Why ‘now’ is the time to be a ML developer (in India)?

Few application developers that I speak to tell me that ‘machine learning is all hype. they don’t want to invest time in learning it.’ Even if this phenomenon happens, they claim that huge companies (Google, Microsoft) are building APIs and they are happy to build applications by leveraging them, no real need to learn it. Here is my sense on why we need to get involved deeply and ‘right now’ is the time to do it.

More than a millennia ago, there were many dynasties that ruled India for many centuries. In South India specially, we had Pallavas, Cholas, Pandyas, Hoysalas to name a few. They built stone temples of great grandeur and at the same time artistically aesthetic. Hoysalas at Belur & Halabeedu, Pallavas at Mahabalipuram, Cholas at Thanjavur, Dharasuram are some of the well-known among the hundreds of temples they built.

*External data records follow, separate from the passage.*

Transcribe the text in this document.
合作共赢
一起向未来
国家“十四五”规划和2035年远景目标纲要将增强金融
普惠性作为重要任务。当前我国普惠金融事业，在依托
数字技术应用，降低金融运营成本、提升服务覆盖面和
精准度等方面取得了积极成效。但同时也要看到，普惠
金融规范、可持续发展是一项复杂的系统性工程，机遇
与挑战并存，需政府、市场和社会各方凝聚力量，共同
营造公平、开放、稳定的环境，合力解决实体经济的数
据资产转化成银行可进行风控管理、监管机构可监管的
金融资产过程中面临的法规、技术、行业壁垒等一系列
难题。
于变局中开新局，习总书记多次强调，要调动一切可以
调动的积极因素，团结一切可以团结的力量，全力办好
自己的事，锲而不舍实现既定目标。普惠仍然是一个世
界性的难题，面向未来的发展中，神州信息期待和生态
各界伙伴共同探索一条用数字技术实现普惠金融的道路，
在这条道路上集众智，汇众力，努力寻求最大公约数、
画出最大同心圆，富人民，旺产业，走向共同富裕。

I wonder, if I were a sulptor, would I rather have lived a millennia ago working hand in hand with some of the greats that built these temples or live in obscurity today?

Indian railways started predicting the ‘probability of a wait listed ticket to be confirmed’ a few months ago. Now, they are building ‘smart coaches’ with sensors that will aid in predictive maintenance. Liv.ai has built a speech recognition system from the ground-up for Indian languages.

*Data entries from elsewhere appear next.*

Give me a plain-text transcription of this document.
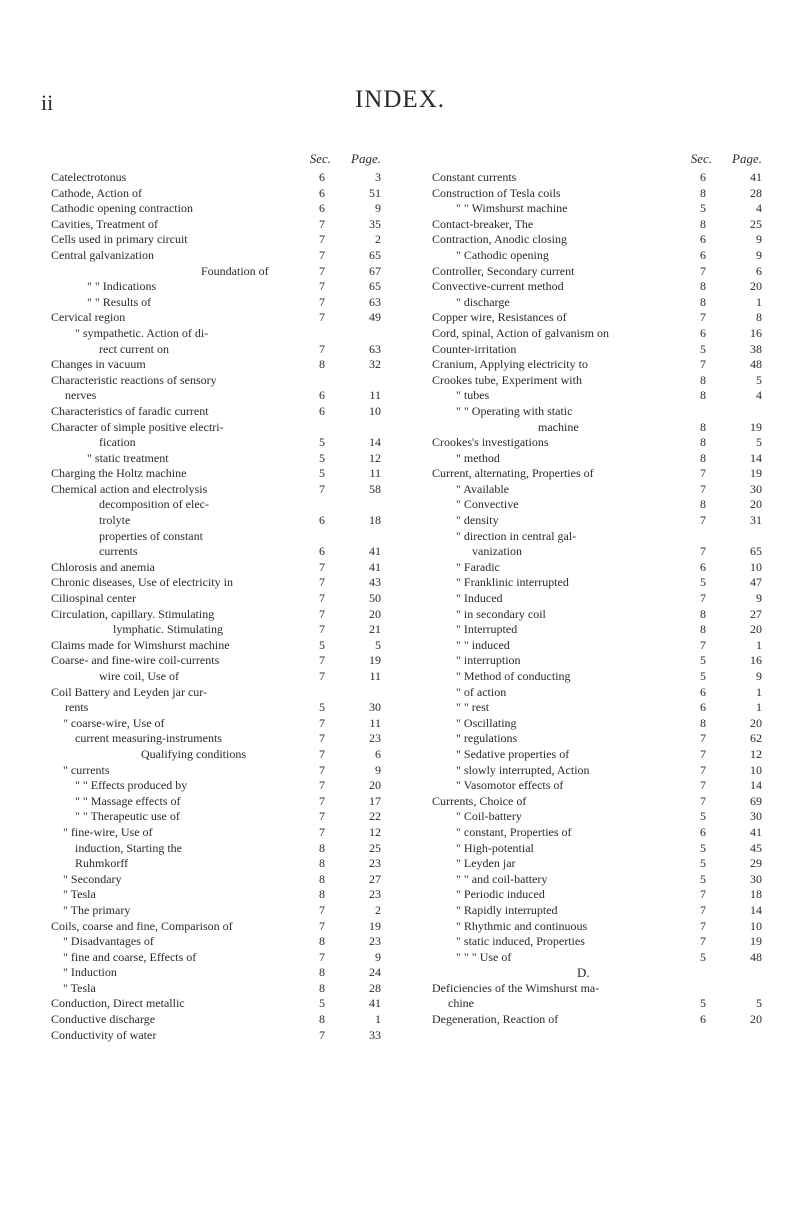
ii	INDEX.
Sec. Page.
Catelectrotonus	6	3
Cathode, Action of	6	51
Cathodic opening contraction	6	9
Cavities, Treatment of	7	35
Cells used in primary circuit	7	2
Central galvanization	7	65
Foundation of	7	67
" " Indications	7	65
" " Results of	7	63
Cervical region	7	49
" sympathetic. Action of di-
rect current on	7	63
Changes in vacuum	8	32
Characteristic reactions of sensory
nerves	6	11
Characteristics of faradic current	6	10
Character of simple positive electri-
fication	5	14
" static treatment	5	12
Charging the Holtz machine	5	11
Chemical action and electrolysis	7	58
decomposition of elec-
trolyte	6	18
properties of constant
currents	6	41
Chlorosis and anemia	7	41
Chronic diseases, Use of electricity in	7	43
Ciliospinal center	7	50
Circulation, capillary. Stimulating	7	20
lymphatic. Stimulating	7	21
Claims made for Wimshurst machine	5	5
Coarse- and fine-wire coil-currents	7	19
wire coil, Use of	7	11
Coil Battery and Leyden jar cur-
rents	5	30
" coarse-wire, Use of	7	11
current measuring-instruments	7	23
Qualifying conditions	7	6
" currents	7	9
" " Effects produced by	7	20
" " Massage effects of	7	17
" " Therapeutic use of	7	22
" fine-wire, Use of	7	12
induction, Starting the	8	25
Ruhmkorff	8	23
" Secondary	8	27
" Tesla	8	23
" The primary	7	2
Coils, coarse and fine, Comparison of	7	19
" Disadvantages of	8	23
" fine and coarse, Effects of	7	9
" Induction	8	24
" Tesla	8	28
Conduction, Direct metallic	5	41
Conductive discharge	8	1
Conductivity of water	7	33
Sec. Page.
Constant currents	6	41
Construction of Tesla coils	8	28
" " Wimshurst machine	5	4
Contact-breaker, The	8	25
Contraction, Anodic closing	6	9
" Cathodic opening	6	9
Controller, Secondary current	7	6
Convective-current method	8	20
" discharge	8	1
Copper wire, Resistances of	7	8
Cord, spinal, Action of galvanism on	6	16
Counter-irritation	5	38
Cranium, Applying electricity to	7	48
Crookes tube, Experiment with	8	5
" tubes	8	4
" " Operating with static
machine	8	19
Crookes's investigations	8	5
" method	8	14
Current, alternating, Properties of	7	19
" Available	7	30
" Convective	8	20
" density	7	31
" direction in central gal-
vanization	7	65
" Faradic	6	10
" Franklinic interrupted	5	47
" Induced	7	9
" in secondary coil	8	27
" Interrupted	8	20
" " induced	7	1
" interruption	5	16
" Method of conducting	5	9
" of action	6	1
" " rest	6	1
" Oscillating	8	20
" regulations	7	62
" Sedative properties of	7	12
" slowly interrupted, Action	7	10
" Vasomotor effects of	7	14
Currents, Choice of	7	69
" Coil-battery	5	30
" constant, Properties of	6	41
" High-potential	5	45
" Leyden jar	5	29
" " and coil-battery	5	30
" Periodic induced	7	18
" Rapidly interrupted	7	14
" Rhythmic and continuous	7	10
" static induced, Properties	7	19
" " " Use of	5	48
D.
Deficiencies of the Wimshurst ma-
chine	5	5
Degeneration, Reaction of	6	20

Lot of similar great stories in Agriculture (our core strength), Education, Manufacturing are being built today and will continue in future too!

The fundamental building block for these applications is Annotated data. (At least for now, this is the only AI that seems to work well). We have it in abundance now if reaped correctly.

Niti Aayog published AI strategy for India that talks at length on India’s strenghts and challenges. It calls out, India are just getting started in AI whereas most of the countries are ahead of the curve. However, it envisions that, we have huge opportunities to build an inclusive India with AI. Novel ideas are the need of the moment in India, it explains and we have to play this game to our strengthens on the backbone of our younger population.

Top it all, people in ML boast of an open culture sharing knowledge as much as possible with others. Any new starter is always welcome and has lot of opportunities to learn. This is the best of times to be a software developer in 2.0 paradigm (as Andrej karpathy explains in his article)

Above all, one of my friends is fascinated by the back-propagation (heart of Neural network learning) and he says ‘I’ll learn ML on any day just for the beauty of backprop and the maths involved’

Like the sculptors of the last millennia that left ever lasting temples and monuments as their legacy, developers like us have an opportunity today to build stuff that can transform industries, bring poor out of poverty, healthcare and quality education accessible in villages of India and many more with technology driven by AI.

These are good enough reasons for me to take the plunge. What about you?